Sitting in dim light, with the only illumination coming from the overcast sky through the glass french doors and skylight, Loralyn DiDucca outlines a Maltese dog. With each question asked, a new stroke of color danced across the canvas.
In October of 2020, DiDucca started her pet art business after a friend wanted a canvas portrait of her dog who had just passed away. Taking that love of painting further, she named her small business J.C Pet Portraits, after her two childhood dogs Jacob and Chloe who passed in recent years.
After her mom’s Facebook post advertising the business, it soon became a success.
“From the beginning, it was a hit, it’s now settled down.

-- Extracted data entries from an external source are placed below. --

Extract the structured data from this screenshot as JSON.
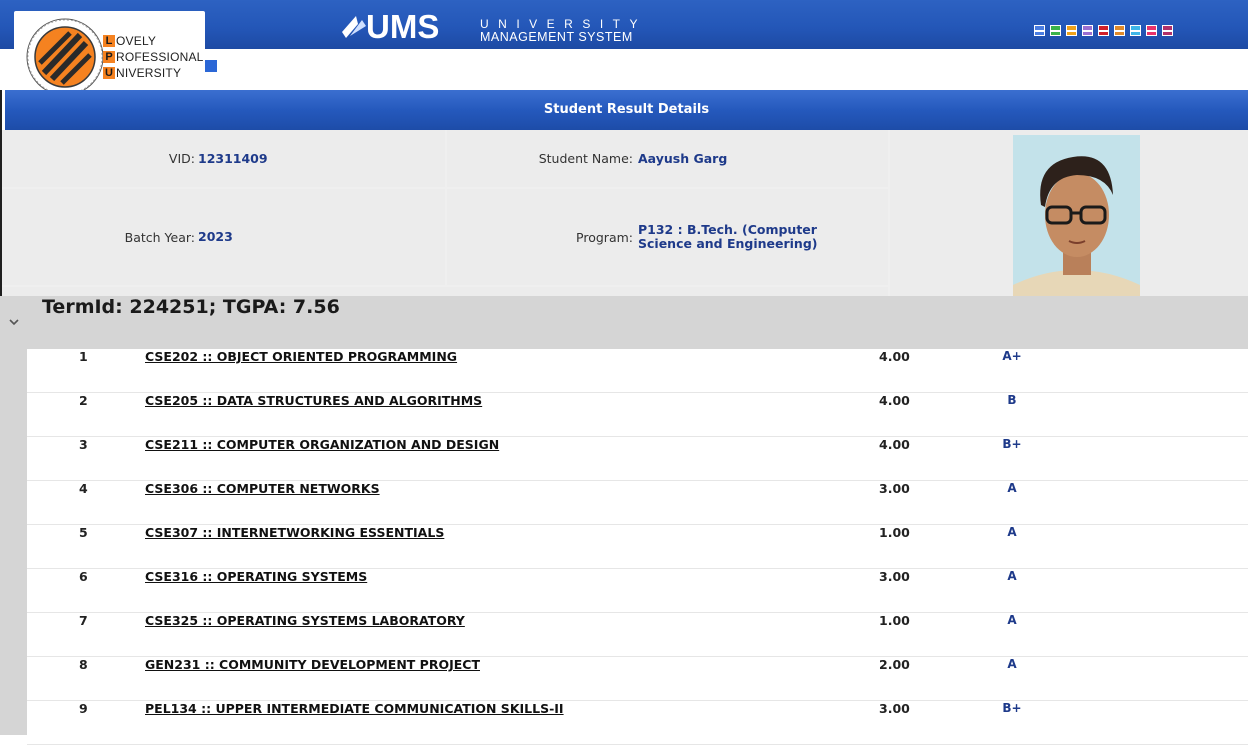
{
  "header": {
    "logo": {
      "lines": [
        {
          "initial": "L",
          "rest": "OVELY"
        },
        {
          "initial": "P",
          "rest": "ROFESSIONAL"
        },
        {
          "initial": "U",
          "rest": "NIVERSITY"
        }
      ]
    },
    "ums": {
      "mark": "UMS",
      "tagline_top": "UNIVERSITY",
      "tagline_bottom": "MANAGEMENT SYSTEM"
    },
    "theme_swatches": [
      "#4a7de0",
      "#3bb34a",
      "#f0a21a",
      "#9b6fd1",
      "#d0212a",
      "#e08a2a",
      "#3fb6e8",
      "#e8336b",
      "#b0316a"
    ]
  },
  "title_bar": {
    "title": "Student Result Details"
  },
  "details": {
    "vid_label": "VID:",
    "vid_value": "12311409",
    "name_label": "Student Name:",
    "name_value": "Aayush Garg",
    "batch_label": "Batch Year:",
    "batch_value": "2023",
    "program_label": "Program:",
    "program_value": "P132 : B.Tech. (Computer Science and Engineering)"
  },
  "term": {
    "title": "TermId: 224251; TGPA: 7.56"
  },
  "courses": [
    {
      "num": "1",
      "title": "CSE202 :: OBJECT ORIENTED PROGRAMMING",
      "credits": "4.00",
      "grade": "A+"
    },
    {
      "num": "2",
      "title": "CSE205 :: DATA STRUCTURES AND ALGORITHMS",
      "credits": "4.00",
      "grade": "B"
    },
    {
      "num": "3",
      "title": "CSE211 :: COMPUTER ORGANIZATION AND DESIGN",
      "credits": "4.00",
      "grade": "B+"
    },
    {
      "num": "4",
      "title": "CSE306 :: COMPUTER NETWORKS",
      "credits": "3.00",
      "grade": "A"
    },
    {
      "num": "5",
      "title": "CSE307 :: INTERNETWORKING ESSENTIALS",
      "credits": "1.00",
      "grade": "A"
    },
    {
      "num": "6",
      "title": "CSE316 :: OPERATING SYSTEMS",
      "credits": "3.00",
      "grade": "A"
    },
    {
      "num": "7",
      "title": "CSE325 :: OPERATING SYSTEMS LABORATORY",
      "credits": "1.00",
      "grade": "A"
    },
    {
      "num": "8",
      "title": "GEN231 :: COMMUNITY DEVELOPMENT PROJECT",
      "credits": "2.00",
      "grade": "A"
    },
    {
      "num": "9",
      "title": "PEL134 :: UPPER INTERMEDIATE COMMUNICATION SKILLS-II",
      "credits": "3.00",
      "grade": "B+"
    }
  ]
}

I’m working on a website right now to expand my business and also I know somebody that has space available for me to display my paintings,” DiDucca said.
We listen to Lewis Capaldi, as I watch her finish the eye color of the dog. She mixes dark yellow and dark brown to get a rich chocolate color. I ask why she doesn’t just use regular brown paint. She explains that with a painting you never use solid colors that are too specific even though in the portraits it looks like you do. You need to mix multiple to get the correct shade and add layers. Why did you pick a Pet Portrait business? I asked. “Pets are something everyone can relate to as it has a more broad audience, dogs, pig, parrot anything.”
Mixing various colors such as mustard yellow, white and brown, she creates a frame around the dog’s ears and eyes. And here I thought the dog was just plain white.
With her business being immediately successful, DiDucca has been looking about expanding with a variety of clients and growing her personnel. Sweet Paws Rescue is a registered non-profit organization that rescues abandoned and displaced pets who wouldn’t have a chance at life otherwise. While their main location is in Massachusetts, they are also based in Mississippi and Alabama.
“From the start, it was just family and friends but then I came in contact with Sweet Paws Rescue in Massachusetts. They reached out to me because a family friend saw my mom’s Facebook post about my portraits and she actually worked with them. People within their dog rescue company found out about it and it became an instant hit.”
So far, DiDucca has painted 70 pet portraits in the past year and a half. But with great success comes a lot of responsibility.
While Loralyn spends a lot of her time painting and making art, she is also a school athlete, Regional Champion horseback rider, and part-time tennis coach. She is taking multiple AP classes leaving her with at least two hours of homework every day. How do you balance this with all your extracurricular activities? I asked.
“It can be stressful at times. I usually work on my paintings during the weekends, vacations are best, and If I need to ill work on them during the week. I will always make time for my painting”
Knowing that DiDucca listens to rap and alternative music, I’m surprised when the song Yellow by Coldplay comes on followed by Ed Sheeran’s SuperMarket Flowers. Why such sad music? I asked.
“As this is one of my stress relievers, painting is a very calming thing to do and sad music goes with the vibe of that. Rap music would be too distracting. It wouldn’t go with painting a person’s dead dog,” she answered while shaping the way the fur is going down the face with multiple colors. Transforming the dog from just a picture to realistic.
Additionally, while managing her art business, Loralyn DiDucca has been a Girl Scout for 14 years and is working toward her Gold Award. The Gold award is the highest accomplishment in Girl Scouts where you are trying to make an impact on a community. It is very prestigious as every year only 5% of eligible girls obtain this award. Loralyn has been designing a stuffed animal for kids in pediatric hospitals and is working with Boston Children’s Hospital.
“I chose to design a stuffed animal because I think it’s important for kids to use their creativity and feel supported by something that they can cuddle with which is sometimes better than a hand to hold. This impacts me because I can easily express my creativity with it. I can now share my ideas with other people and also have an impact in the medical world which is the profession I want to go into.” Even with her talent, DiDucca was not interested in an art career in the future.
With generations of family members in the medical field, DiDucca was always inspired to help people. Even watching her favorite show, Grey’s Anatomy while painting was a great pastime. “Painting someone’s pet for them that they’ve lost or being a Doctor where you can assist someone going through medical challenges have always felt sentimental.
“I like seeing people happy when they receive their paintings and I hope to make people happy when I become a doctor someday.”